Blanca, al ver las reacciones de distintos compañeros, sonrió a Ian.
—Cómo se gana el cariño de la gente. Este hombre, como siempre, haciendo amigos.
Ian se carcajeó.
—Es parte de su encanto. No lo olvides.
—¡MacGregor! —gritó Santamaría por encima de la frente.
—¡Ay dios! ¿Qué has hecho ahora? —preguntó Blanca sorprendida.
—Te lo digo cuando vuelva —susurró encaminándose hacia él.

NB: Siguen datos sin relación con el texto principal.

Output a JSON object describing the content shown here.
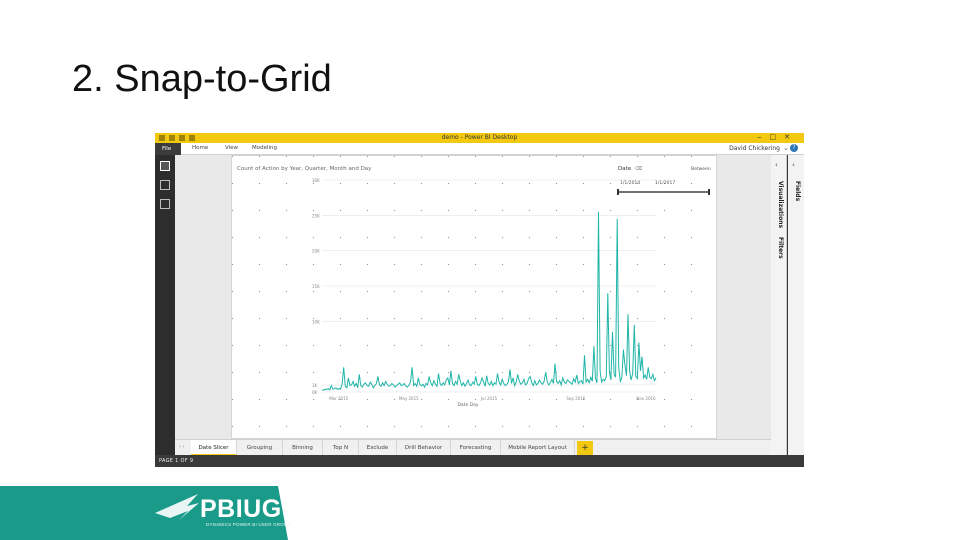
{
  "slide": {
    "title": "2. Snap-to-Grid"
  },
  "app": {
    "window_title": "demo - Power BI Desktop",
    "ribbon_tabs": [
      "File",
      "Home",
      "View",
      "Modeling"
    ],
    "user_name": "David Chickering",
    "help_label": "?",
    "status_text": "PAGE 1 OF 9"
  },
  "panes": {
    "visualizations_label": "Visualizations",
    "filters_label": "Filters",
    "fields_label": "Fields"
  },
  "page_tabs": [
    "Date Slicer",
    "Grouping",
    "Binning",
    "Top N",
    "Exclude",
    "Drill Behavior",
    "Forecasting",
    "Mobile Report Layout"
  ],
  "add_page_label": "+",
  "slicer": {
    "title": "Date",
    "mode": "Between",
    "start": "1/1/2014",
    "end": "1/1/2017"
  },
  "chart_data": {
    "type": "line",
    "title": "Count of Action by Year, Quarter, Month and Day",
    "xlabel": "Date Day",
    "ylabel": "",
    "y_ticks": [
      "0K",
      "1K",
      "10K",
      "15K",
      "20K",
      "25K",
      "30K"
    ],
    "ylim": [
      0,
      30000
    ],
    "x_ticks": [
      "Mar 2015",
      "May 2015",
      "Jul 2015",
      "Sep 2016",
      "Nov 2016"
    ],
    "line_color": "#1fb5a8",
    "series": [
      {
        "values": [
          300,
          250,
          400,
          350,
          500,
          300,
          900,
          400,
          450,
          600,
          350,
          500,
          400,
          1200,
          3500,
          800,
          600,
          2000,
          900,
          1000,
          1500,
          800,
          1200,
          600,
          2500,
          900,
          700,
          1100,
          1300,
          900,
          800,
          1400,
          1100,
          600,
          900,
          1200,
          2200,
          1000,
          800,
          1300,
          900,
          1500,
          1100,
          800,
          900,
          1200,
          1000,
          700,
          900,
          1100,
          1300,
          900,
          1000,
          1200,
          800,
          700,
          1000,
          1400,
          3500,
          900,
          1200,
          800,
          2000,
          1000,
          900,
          1100,
          700,
          1200,
          1000,
          2200,
          1300,
          900,
          1600,
          1100,
          800,
          2600,
          1200,
          900,
          1300,
          1000,
          1700,
          2000,
          1000,
          3000,
          1200,
          900,
          1500,
          1100,
          2500,
          1500,
          900,
          1300,
          800,
          1200,
          1700,
          1000,
          900,
          1400,
          1100,
          2200,
          1100,
          900,
          1300,
          2000,
          1400,
          800,
          2300,
          1200,
          1000,
          1500,
          900,
          1300,
          1100,
          2600,
          1400,
          1000,
          1800,
          1200,
          900,
          1100,
          1400,
          3200,
          1200,
          2000,
          900,
          1400,
          2500,
          1500,
          1100,
          1300,
          1800,
          1000,
          1200,
          1900,
          2200,
          1300,
          900,
          1600,
          1000,
          1200,
          1700,
          1300,
          1100,
          1500,
          2800,
          1400,
          1000,
          1300,
          1800,
          1200,
          4000,
          1500,
          1200,
          1600,
          1000,
          2000,
          1400,
          1200,
          1700,
          1500,
          1300,
          1100,
          1900,
          1400,
          2400,
          1200,
          1500,
          1600,
          1100,
          5200,
          1400,
          1800,
          1300,
          2100,
          1500,
          6500,
          2000,
          1300,
          25500,
          3000,
          1400,
          1800,
          1600,
          2200,
          14000,
          2800,
          1700,
          8500,
          2500,
          2100,
          24500,
          3500,
          1500,
          2000,
          6000,
          3800,
          2300,
          11000,
          3000,
          1700,
          2600,
          9500,
          2200,
          1900,
          7000,
          3000,
          5000,
          2000,
          2400,
          1800,
          3500,
          2100,
          1900,
          2500,
          1600,
          2000
        ]
      }
    ]
  }
}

—Quería darte las gracias por tu colaboración. Y espero que esa preciosidad pelirroja sea lo bastante convincente para hacerte abandonar Barcelona. Necesito hombres como tú en Madrid —susurró alejándose del grupo para que nadie pudiera oír su conversación—. También quisiera que transmitieras a tu tío mis máximas felicitaciones por tenerte como sobrino.
—Gracias en nombre de los dos. Le encantara saber que aun le recuerda.
Santamaría sonrió.
—Los buenos compañeros nunca se olvidan, aunque sea un jodido chivato.
—El no, señor —sonrió Ian al escuchar aquello—. Fui yo el que decidí guardar la información que él me dio. Simplemente, la utilicé cuando la necesité.
—Muy inteligente por tu parte, muchacho —asintió al escucharle—. Muy bien, dile a Chopi que mi mujer espera impaciente nuestro próximo encuentro.
—¿Chopi? —preguntó Ian mientras un policía se acercaba al jefe con unos papeles en la mano—. Le llamabais Chopi.
Santamaría se carcajeó.
—Si yo te contara… —y tras firmar los papeles y quedar solos susurró—: Por cierto, highlander, no olvides pasarme tus vacaciones.
Aquello hizo gracia a Ian, que decidió contraatacar:
—No lo dudes, Muffi.
Santamaría, al escucharle, se paró en seco con una sonrisa en la boca. ¡Jodido muchacho! Y sonrió al ver cómo se marchaba con su compañera muerto de risa.